Ils sont nombreux. En deux mots, je pense que le principal enseignement est lié à la réactivité des entreprises et de leurs collaborateurs. On observe un intérêt très fort des collaborateurs qui une fois dissipée l’appréhension autour du projet, s’intéressent et s’impliquent sur ce sujet.
Les entreprises font souvent preuve d’une grande agilité et d’une grande réactivité. Il reste cependant des chantiers extrêmement complexes notamment au niveau des durées de conservation et de la destruction. Au-delà de la culture de l’entreprise, ces questions dépendent du système d’information et des outils utilisés, l’agilité ici se compte en semestre.
On observe aussi que les gens ont parfois du mal à se parler, il y un manque de transversalité. Il y a aussi ceux qui refusent que les choses avancent sur le terrain du règlement, sans dogmatisme au regard de la réglementation, mais pour des considérations de politiques internes ou d'opportunité. Difficile de conduire un projet RGPD tout en menant d'autres projets d'envergure similaire au regard de la charge de travail induite.
Ils considèrent que c'est un ralentissement d'activités alors que ce n'est pas le cas. Il y a des bénéfices directs, la mise en conformité, mais aussi indirects : quand un tel projet est mené consciencieusement avec les moyens adaptés, le premier bénéficie est celui de la communication interne.
Avez-vous constaté une évolution auprès des autorités de contrôle ?
Oui, notamment au regard des sanctions récentes où les sociétés contrôlées n’étaient pas forcément des géants d’internet. On se souvient de Fizzup ou de Futura Internationale. Il faut s’attendre à ce que ces contrôles, notamment à distance, se multiplient.
Ça va dans le sens du RGPD qui impose aux États membres de veiller à l’effectivité des droits des personnes physiques. La crédibilité de ces réglementations est nécessairement fonction de ces aspects dans notre culture. En 2018, beaucoup de responsables de traitements ne s’estimaient pas prêts.
Et aujourd’hui ?
Aujourd’hui, la question n’est plus de savoir s’ils sont prêts, mais de savoir ce qu’ils mettent en œuvre. Après l’urgence de démarrer les projets de conformité, dont la première étape a souvent été de nommer un DPO, les entreprises ont pris un peu de recul et dédramatisé ce chantier.
Cependant, on observe que parfois les DPO nommés cumulent des fonctions. Ils sont en demande de soutien et d’appui. Le responsable de traitement doit se poser la question de la montée en compétence de ces équipes dédiées pour que les investissements réalisés ne soient pas vains. Un DPO non formé, c'est un investissement perdu et une prise de risque inutile pour le responsable de traitement. Sa formation doit être continue comme la mise en conformité elle-même.

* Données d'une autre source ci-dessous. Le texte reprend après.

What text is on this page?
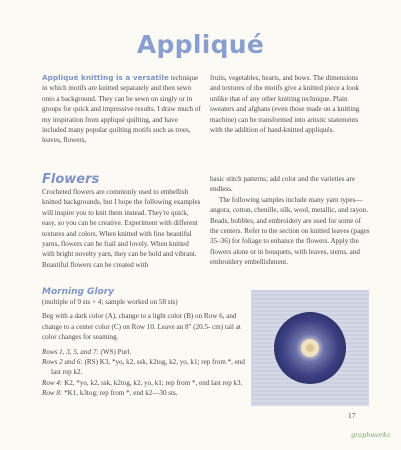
Appliqué

Appliqué knitting is a versatile technique in which motifs are knitted separately and then sewn onto a background. They can be sewn on singly or in groups for quick and impressive results. I draw much of my inspiration from appliqué quilting, and have included many popular quilting motifs such as trees, leaves, flowers,

fruits, vegetables, hearts, and bows. The dimensions and textures of the motifs give a knitted piece a look unlike that of any other knitting technique. Plain sweaters and afghans (even those made on a knitting machine) can be transformed into artistic statements with the addition of hand-knitted appliqués.

Flowers

Crocheted flowers are commonly used to embellish knitted backgrounds, but I hope the following examples will inspire you to knit them instead. They're quick, easy, so you can be creative. Experiment with different textures and colors. When knitted with fine beautiful yarns, flowers can be frail and lovely. When knitted with bright novelty yarn, they can be bold and vibrant. Beautiful flowers can be created with

basic stitch patterns; add color and the varieties are endless.

The following samples include many yarn types—angora, cotton, chenille, silk, wool, metallic, and rayon. Beads, bobbles, and embroidery are used for some of the centers. Refer to the section on knitted leaves (pages 35–36) for foliage to enhance the flowers. Apply the flowers alone or in bouquets, with leaves, stems, and embroidery embellishment.

Morning Glory

(multiple of 9 sts + 4; sample worked on 58 sts)

Beg with a dark color (A), change to a light color (B) on Row 6, and change to a center color (C) on Row 10. Leave an 8" (20.5- cm) tail at color changes for seaming.

Rows 1, 3, 5, and 7: (WS) Purl.

Rows 2 and 6: (RS) K3, *yo, k2, ssk, k2tog, k2, yo, k1; rep from *, end last rep k2.

Row 4: K2, *yo, k2, ssk, k2tog, k2, yo, k1; rep from *, end last rep k3.

Row 8: *K1, k3tog; rep from *, end k2—30 sts.

17
graphworkz
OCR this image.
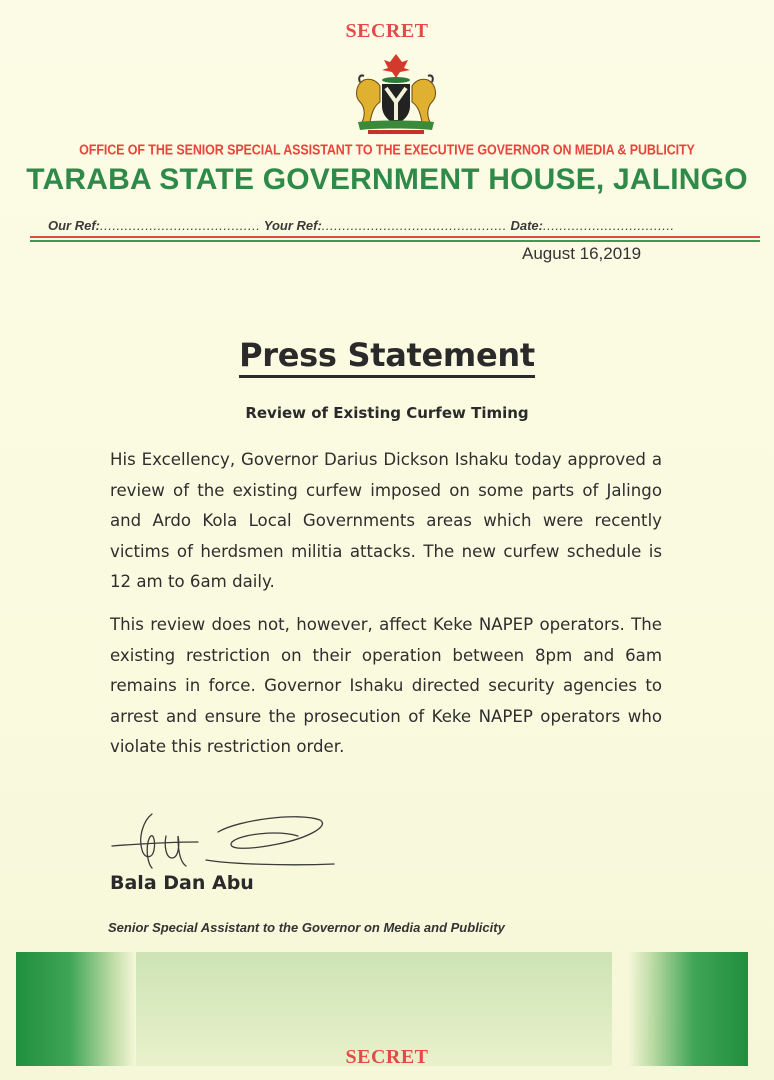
SECRET
OFFICE OF THE SENIOR SPECIAL ASSISTANT TO THE EXECUTIVE GOVERNOR ON MEDIA & PUBLICITY
TARABA STATE GOVERNMENT HOUSE, JALINGO
Our Ref:....................................... Your Ref:............................................. Date:................................
August 16,2019
Press Statement
Review of Existing Curfew Timing

His Excellency, Governor Darius Dickson Ishaku today approved a review of the existing curfew imposed on some parts of Jalingo and Ardo Kola Local Governments areas which were recently victims of herdsmen militia attacks. The new curfew schedule is 12 am to 6am daily.

This review does not, however, affect Keke NAPEP operators. The existing restriction on their operation between 8pm and 6am remains in force. Governor Ishaku directed security agencies to arrest and ensure the prosecution of Keke NAPEP operators who violate this restriction order.

Bala Dan Abu
Senior Special Assistant to the Governor on Media and Publicity
SECRET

À titre personnel, comment s'est opéré votre métier de DPO dans le contexte du confinement ?
Comme dans la plupart des cabinets, il est essentiel de conserver la proximité quelle que soit la situation. Ainsi, nous sommes très proches des équipes, notamment opérationnelles, chez nos clients que nous soyons leur DPO ou non.
Je tiens personnellement à cette proximité qui nous permet de répondre à leur question et ainsi de rassurer dans un contexte où il y a eu logiquement beaucoup d’angoisse, bien au-delà du RGPD évidemment.
Pendant le confinement, les sujets ont été plus centrés sur le travail à distance et la gestion de la sécurité des collaborateurs. Pendant le déconfinement, on nous interroge en particulier sur les questionnaires Covid-19, ceux relatifs aux retours des collaborateurs dans les locaux.
La CNIL a très rapidement pris position sur ces aspects et a utilement rappelé certains principes. Ces questions ont nécessairement préoccupé les responsables de traitement, alors que les projets en cours se sont poursuivis malgré tout.
Le confinement a posé la difficulté d'une migration massive vers des solutions 100 % numériques...
En effet, il a confronté les entreprises à une nécessaire mise à niveau de la documentation juridique encadrant la relation contractuelle, aussi bien pour les conditions générales d'utilisation que les conditions générales de vente, au-delà de la question des données personnelles. Une nécessité qui a ajouté de la pression à la pression, pour rendre pérenne ce qui a été mis en œuvre pendant ces semaines de confinement.